Domestic demand, Feifei said, "is not ideal, and they are still building factories. But at the same time, they are willing to export. If many of us make a mistake, it is not realizing that China will continue to build and will become self-sufficient in all kinds of products."
she said that the global economy, especially China's economy, is not performing as people hoped, "which makes the situation worse".
She said there were no winners in the tariff dispute. "I think it's the end consumer who will pay the price in the end because the product will circulate one way or another. It may go to different markets," she said. It would also reduce efficiency, she added. "We are entering a period of inefficiency, we are already in a period where very short-term decisions are made. Managing through Twitter, you have to anticipate the unknown, and the unknown changes from week to week," she said.
Panel moderator Daniel Evans, vice president and global head of fuel and refining at S & P Global Commodity Insights, said the situation in China has a significant impact on global trade for two reasons. "First, global trade is heavily dependent on China. Chinese exports account for about 1/3 of container trade, so anything that affects China affects global trade.
"The second thing is that China has begun to dominate the shipbuilding industry.

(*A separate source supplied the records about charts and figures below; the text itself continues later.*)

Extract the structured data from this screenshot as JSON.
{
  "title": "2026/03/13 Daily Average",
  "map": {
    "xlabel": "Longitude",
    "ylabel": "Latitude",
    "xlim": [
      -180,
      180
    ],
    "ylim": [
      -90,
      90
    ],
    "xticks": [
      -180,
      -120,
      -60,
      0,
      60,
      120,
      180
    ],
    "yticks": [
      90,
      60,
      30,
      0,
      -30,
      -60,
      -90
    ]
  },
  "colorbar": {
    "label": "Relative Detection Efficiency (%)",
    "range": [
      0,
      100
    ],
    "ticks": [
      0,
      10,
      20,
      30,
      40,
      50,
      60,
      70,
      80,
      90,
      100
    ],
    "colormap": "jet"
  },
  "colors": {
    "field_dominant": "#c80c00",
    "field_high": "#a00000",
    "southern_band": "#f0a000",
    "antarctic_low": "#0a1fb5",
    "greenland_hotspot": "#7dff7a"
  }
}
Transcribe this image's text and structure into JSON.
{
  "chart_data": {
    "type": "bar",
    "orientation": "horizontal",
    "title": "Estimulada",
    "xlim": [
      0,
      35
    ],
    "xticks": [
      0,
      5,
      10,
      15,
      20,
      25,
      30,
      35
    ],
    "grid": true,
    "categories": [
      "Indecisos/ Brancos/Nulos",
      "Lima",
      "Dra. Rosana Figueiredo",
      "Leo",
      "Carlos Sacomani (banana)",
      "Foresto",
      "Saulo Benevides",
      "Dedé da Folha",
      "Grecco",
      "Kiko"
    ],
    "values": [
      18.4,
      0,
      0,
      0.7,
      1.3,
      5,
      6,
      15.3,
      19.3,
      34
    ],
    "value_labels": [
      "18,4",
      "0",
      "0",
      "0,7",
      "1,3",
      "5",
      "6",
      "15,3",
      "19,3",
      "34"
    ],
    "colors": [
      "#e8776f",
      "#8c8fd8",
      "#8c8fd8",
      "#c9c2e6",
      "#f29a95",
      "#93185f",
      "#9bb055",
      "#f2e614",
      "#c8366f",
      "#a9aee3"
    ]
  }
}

In some industries, almost half of the ships at sea are made in China. So the recent proposal to impose high fees on Chinese-made or Chinese-operated ships calling at US ports will be hugely disruptive, pushing up costs and reducing demand," he said.
He says the impact is not just short-term. "China also dominates orders. Therefore, these measures may lead to the cancellation of orders, keeping ships in service for longer, thus affecting some emission reduction targets."